IV. Claim 1 of the main request reads as follows:

"A field-effect-type semiconductor device comprising:

a channel region (103; 403) of a first-conductivity-type semiconductor (P) having a width d in a horizontal direction;

a first-conductivity-type emitter region (100; 400) being in contact with the channel region, and being a first-conductivity-type semiconductor (P**(+)) with higher concentration than that of the channel region;

a gate electrode (106; 406) penetrating the channel region, and insulated from the channel region and the first-conductivity-type emitter region;

an emitter electrode (109; 409) being in contact with the channel region and with the first-conductivity-type emitter region;

a second-conductivity-type emitter region (104; 404) being insulated from the gate electrode, the second-conductivity-type emitter region being a second-conductivity-type semiconductor (N**(+)),

wherein the second-conductivity-type emitter region is in contact with the channel region and the emitter electrode, and

the gate electrode, with a facing surface thereof, faces in the horizontal direction the second-conductivity-type emitter region, the channel region and a contact portion of those regions;

characterised in that

a ratio X/W is between 1/10 and 1/2,

wherein X denotes a vertical direction width of the second-conductivity-type emitter (104; 404) in a direction parallel to said facing surface, and

W is wider than the width X and denotes a vertical direction width of the channel region of the first conductivity-type semiconductor (103; 403;) in a direction parallel to said facing surface;

that said width X is 20 mym or less; and that

a width, in the horizontal direction perpendicular to said facing surface, of the first-conductivity-type emitter region (100; 400) is narrower than a width (108), in the horizontal direction perpendicular to said facing surface, where the emitter electrode (109; 409) is in contact with the channel region (103; 403) and with the first-conductivity-type emitter region (100; 400)."

In auxiliary requests 1-3, claim 1 is similarly directed to a "field-effect-type semiconductor device" having essentially the features of claim 1 of the main request plus additional features.

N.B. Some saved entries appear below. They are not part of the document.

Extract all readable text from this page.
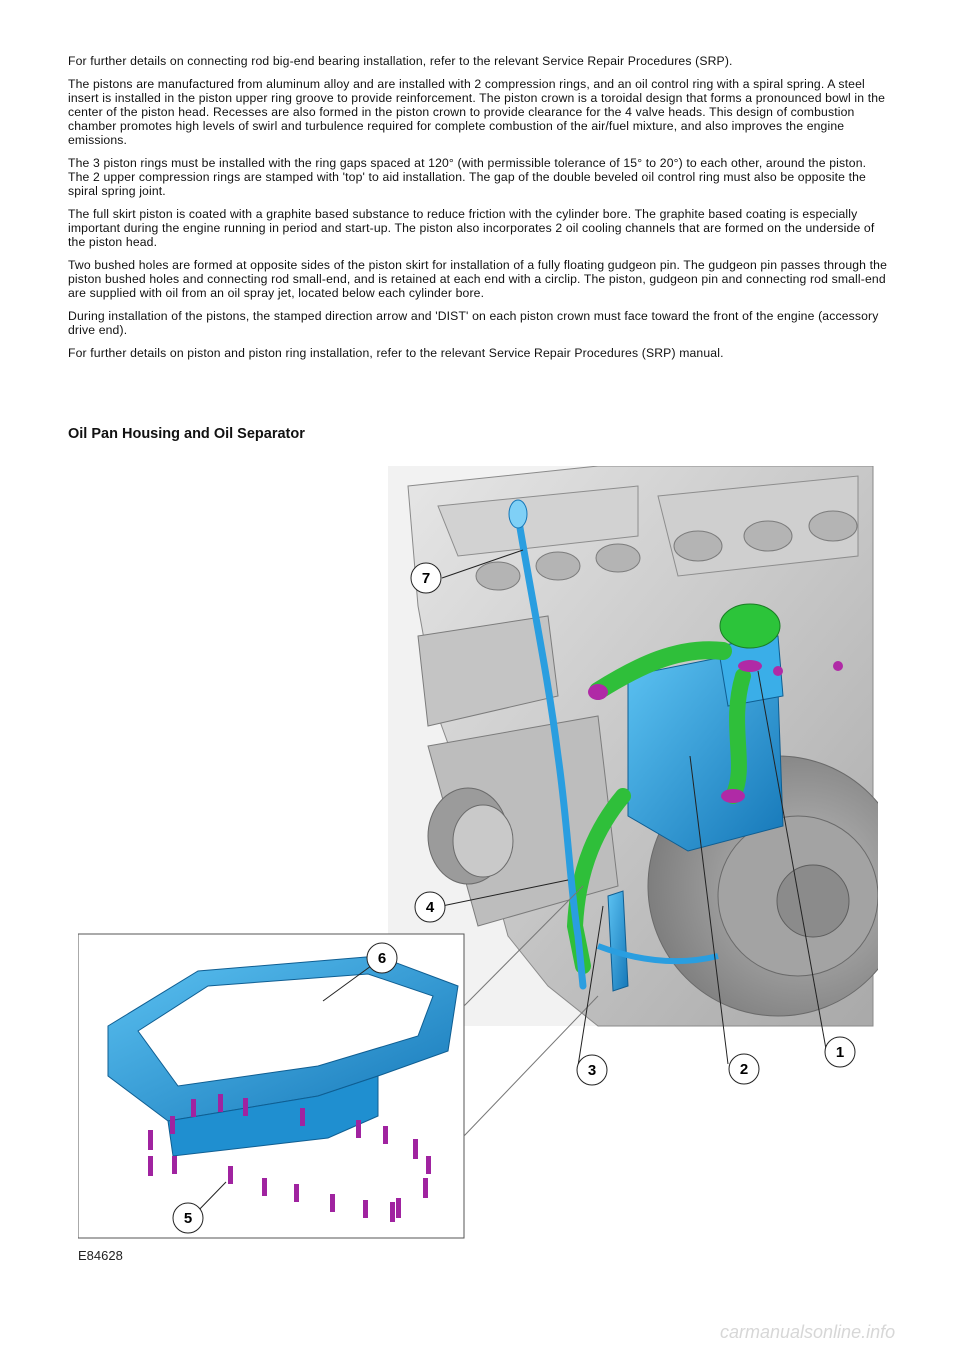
For further details on connecting rod big-end bearing installation, refer to the relevant Service Repair Procedures (SRP).

The pistons are manufactured from aluminum alloy and are installed with 2 compression rings, and an oil control ring with a spiral spring. A steel insert is installed in the piston upper ring groove to provide reinforcement. The piston crown is a toroidal design that forms a pronounced bowl in the center of the piston head. Recesses are also formed in the piston crown to provide clearance for the 4 valve heads. This design of combustion chamber promotes high levels of swirl and turbulence required for complete combustion of the air/fuel mixture, and also improves the engine emissions.

The 3 piston rings must be installed with the ring gaps spaced at 120° (with permissible tolerance of 15° to 20°) to each other, around the piston. The 2 upper compression rings are stamped with 'top' to aid installation. The gap of the double beveled oil control ring must also be opposite the spiral spring joint.

The full skirt piston is coated with a graphite based substance to reduce friction with the cylinder bore. The graphite based coating is especially important during the engine running in period and start-up. The piston also incorporates 2 oil cooling channels that are formed on the underside of the piston head.

Two bushed holes are formed at opposite sides of the piston skirt for installation of a fully floating gudgeon pin. The gudgeon pin passes through the piston bushed holes and connecting rod small-end, and is retained at each end with a circlip. The piston, gudgeon pin and connecting rod small-end are supplied with oil from an oil spray jet, located below each cylinder bore.

During installation of the pistons, the stamped direction arrow and 'DIST' on each piston crown must face toward the front of the engine (accessory drive end).

For further details on piston and piston ring installation, refer to the relevant Service Repair Procedures (SRP) manual.

Oil Pan Housing and Oil Separator
7
4
6
1
2
3
5
E84628
carmanualsonline.info
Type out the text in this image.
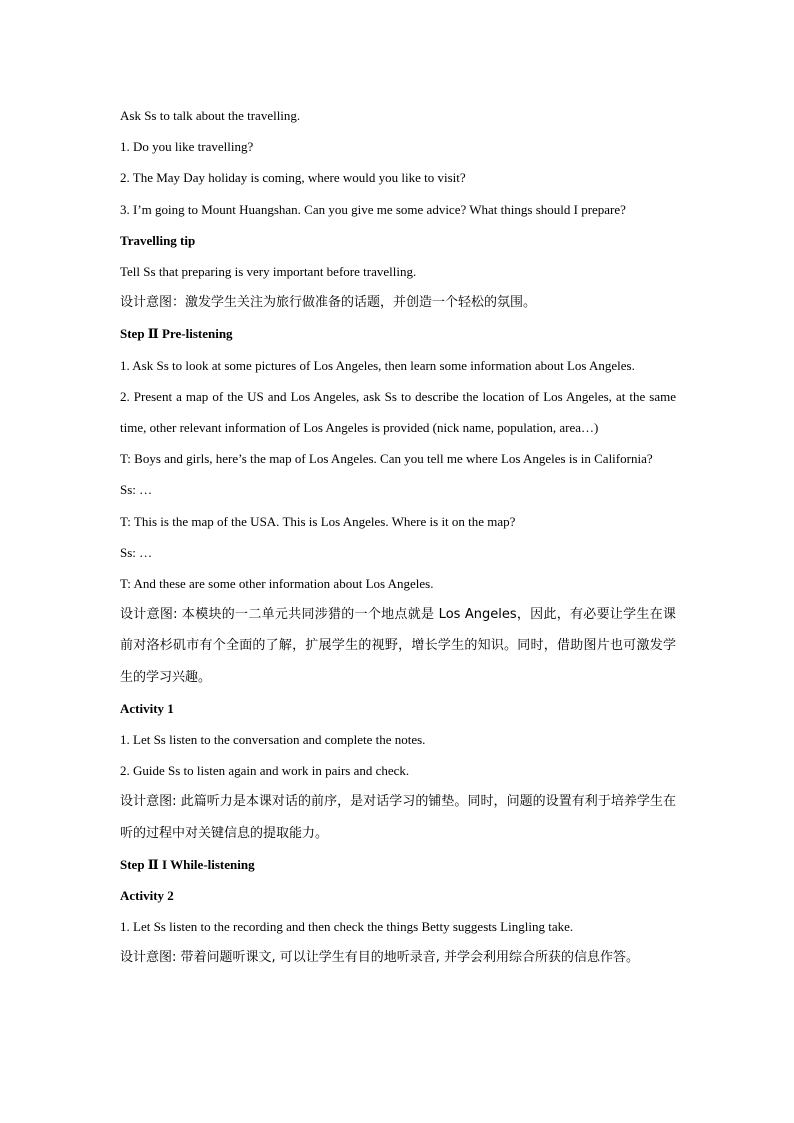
Ask Ss to talk about the travelling.

1. Do you like travelling?

2. The May Day holiday is coming, where would you like to visit?

3. I’m going to Mount Huangshan. Can you give me some advice? What things should I prepare?

Travelling tip

Tell Ss that preparing is very important before travelling.

设计意图：激发学生关注为旅行做准备的话题，并创造一个轻松的氛围。

Step Ⅱ Pre-listening

1. Ask Ss to look at some pictures of Los Angeles, then learn some information about Los Angeles.

2. Present a map of the US and Los Angeles, ask Ss to describe the location of Los Angeles, at the same time, other relevant information of Los Angeles is provided (nick name, population, area…)

T: Boys and girls, here’s the map of Los Angeles. Can you tell me where Los Angeles is in California?

Ss: …

T: This is the map of the USA. This is Los Angeles. Where is it on the map?

Ss: …

T: And these are some other information about Los Angeles.

设计意图: 本模块的一二单元共同涉猎的一个地点就是 Los Angeles，因此，有必要让学生在课前对洛杉矶市有个全面的了解，扩展学生的视野，增长学生的知识。同时，借助图片也可激发学生的学习兴趣。

Activity 1

1. Let Ss listen to the conversation and complete the notes.

2. Guide Ss to listen again and work in pairs and check.

设计意图: 此篇听力是本课对话的前序，是对话学习的铺垫。同时，问题的设置有利于培养学生在听的过程中对关键信息的提取能力。

Step Ⅱ I While-listening

Activity 2

1. Let Ss listen to the recording and then check the things Betty suggests Lingling take.

设计意图: 带着问题听课文, 可以让学生有目的地听录音, 并学会利用综合所获的信息作答。
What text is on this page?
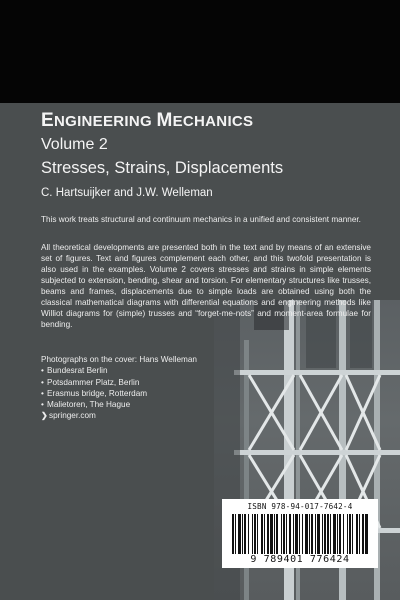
ENGINEERING MECHANICS
Volume 2
Stresses, Strains, Displacements
C. Hartsuijker and J.W. Welleman
This work treats structural and continuum mechanics in a unified and consistent manner.
All theoretical developments are presented both in the text and by means of an extensive set of figures. Text and figures complement each other, and this twofold presentation is also used in the examples. Volume 2 covers stresses and strains in simple elements subjected to extension, bending, shear and torsion. For elementary structures like trusses, beams and frames, displacements due to simple loads are obtained using both the classical mathematical diagrams with differential equations and engineering methods like Williot diagrams for (simple) trusses and “forget-me-nots” and moment-area formulae for bending.
Photographs on the cover: Hans Welleman
• Bundesrat Berlin
• Potsdammer Platz, Berlin
• Erasmus bridge, Rotterdam
• Malietoren, The Hague
❯springer.com
ISBN 978-94-017-7642-4
9 789401 776424
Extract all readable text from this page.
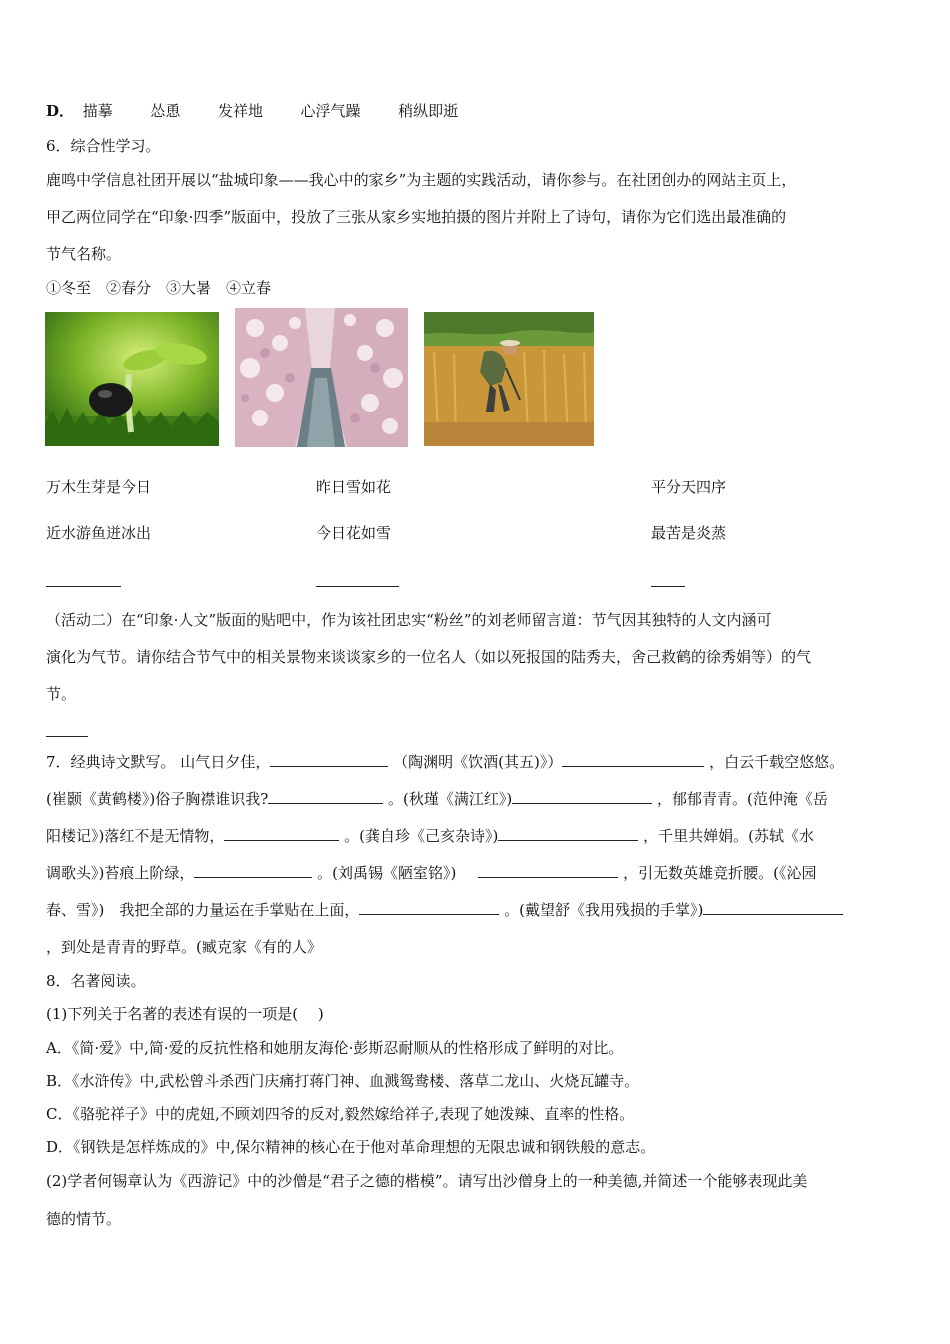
D． 描摹	怂恿	发祥地	心浮气躁	稍纵即逝
6．综合性学习。
鹿鸣中学信息社团开展以“盐城印象——我心中的家乡”为主题的实践活动，请你参与。在社团创办的网站主页上，
甲乙两位同学在“印象·四季”版面中，投放了三张从家乡实地拍摄的图片并附上了诗句，请你为它们选出最准确的
节气名称。
①冬至　②春分　③大暑　④立春
万木生芽是今日	昨日雪如花	平分天四序
近水游鱼迸冰出	今日花如雪	最苦是炎蒸
（活动二）在“印象·人文”版面的贴吧中，作为该社团忠实“粉丝”的刘老师留言道：节气因其独特的人文内涵可
演化为气节。请你结合节气中的相关景物来谈谈家乡的一位名人（如以死报国的陆秀夫，舍己救鹤的徐秀娟等）的气
节。
7．经典诗文默写。 山气日夕佳，	（陶渊明《饮酒(其五)》）	，白云千载空悠悠。
(崔颢《黄鹤楼》)俗子胸襟谁识我?	。(秋瑾《满江红》)	，郁郁青青。(范仲淹《岳
阳楼记》)落红不是无情物，	。(龚自珍《己亥杂诗》)	，千里共婵娟。(苏轼《水
调歌头》)苔痕上阶绿，	。(刘禹锡《陋室铭》)	，引无数英雄竞折腰。(《沁园
春、雪》)　我把全部的力量运在手掌贴在上面，	。(戴望舒《我用残损的手掌》)
，到处是青青的野草。(臧克家《有的人》
8．名著阅读。
(1)下列关于名著的表述有误的一项是(　 )
A．《简·爱》中,简·爱的反抗性格和她朋友海伦·彭斯忍耐顺从的性格形成了鲜明的对比。
B．《水浒传》中,武松曾斗杀西门庆痛打蒋门神、血溅鸳鸯楼、落草二龙山、火烧瓦罐寺。
C．《骆驼祥子》中的虎妞,不顾刘四爷的反对,毅然嫁给祥子,表现了她泼辣、直率的性格。
D．《钢铁是怎样炼成的》中,保尔精神的核心在于他对革命理想的无限忠诚和钢铁般的意志。
(2)学者何锡章认为《西游记》中的沙僧是“君子之德的楷模”。请写出沙僧身上的一种美德,并简述一个能够表现此美
德的情节。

Claim 1 of auxiliary request 7 reads as follows:

"An insulated gate bipolar transistor (IGBT) with a trench-type gate structure comprising:

a channel region (103) of a first-conductivity-type semiconductor (P);

a first-conductivity-type emitter region (100) arranged on a surface side of a semiconductor substrate and being in contact with the channel region, and being a first-conductivity-type semiconductor (P**(+)) with higher concentration than that of the channel region;

the channel region (103) and the first-conductivity-type emitter region (100) constitute a first-conductivity-type region;

two gate electrodes (106) arranged linearly in a vertically striped pattern on the surface side of the semiconductor substrate and penetrating the channel region, and insulated from the channel region and the first-conductivity-type emitter region;

an emitter electrode (109) being in contact with the channel region and with the first-conductivity-type emitter region;

a second-conductivity-type emitter region (104) disposed on the surface side of the semiconductor substrate discretely between adjoining gate electrodes (106) and being insulated from the gate electrodes (106), the second-conductivity-type emitter region being a second-conductivity-type semiconductor (N**(+)),

the first-conductivity-type region and the second-conductivity-type emitter region (104) form a unit which is repeated in the vertical direction on the surface side of the semiconductor substrate; and

wherein the second-conductivity-type emitter regions are in contact with the channel region (103) and the emitter electrode (109), and

the gate electrodes, with a facing surface thereof, face in the horizontal direction the second-conductivity-type emitter regions, the channel region and a contact portion of those regions;

a ratio X/W is between 1/10 and 1/2,

wherein X denotes a vertical direction width of the second-conductivity-type emitter (104) in a direction parallel to said facing surface and parallel to the surface side of the semiconductor substrate, and

W denotes a vertical direction width of the first-conductivity-type region in a direction parallel to said facing surface and parallel to the surface side of the semiconductor substrate; and

said width X is 20 mym or less; and

a width, in the horizontal direction perpendicular to said facing surface, of the first-conductivity-type emitter region (100) is narrower than a width, in the horizontal direction perpendicular to said facing surface, where the emitter electrode (109) is in contact with the channel region (103) and with the first-conductivity-type emitter region (100)."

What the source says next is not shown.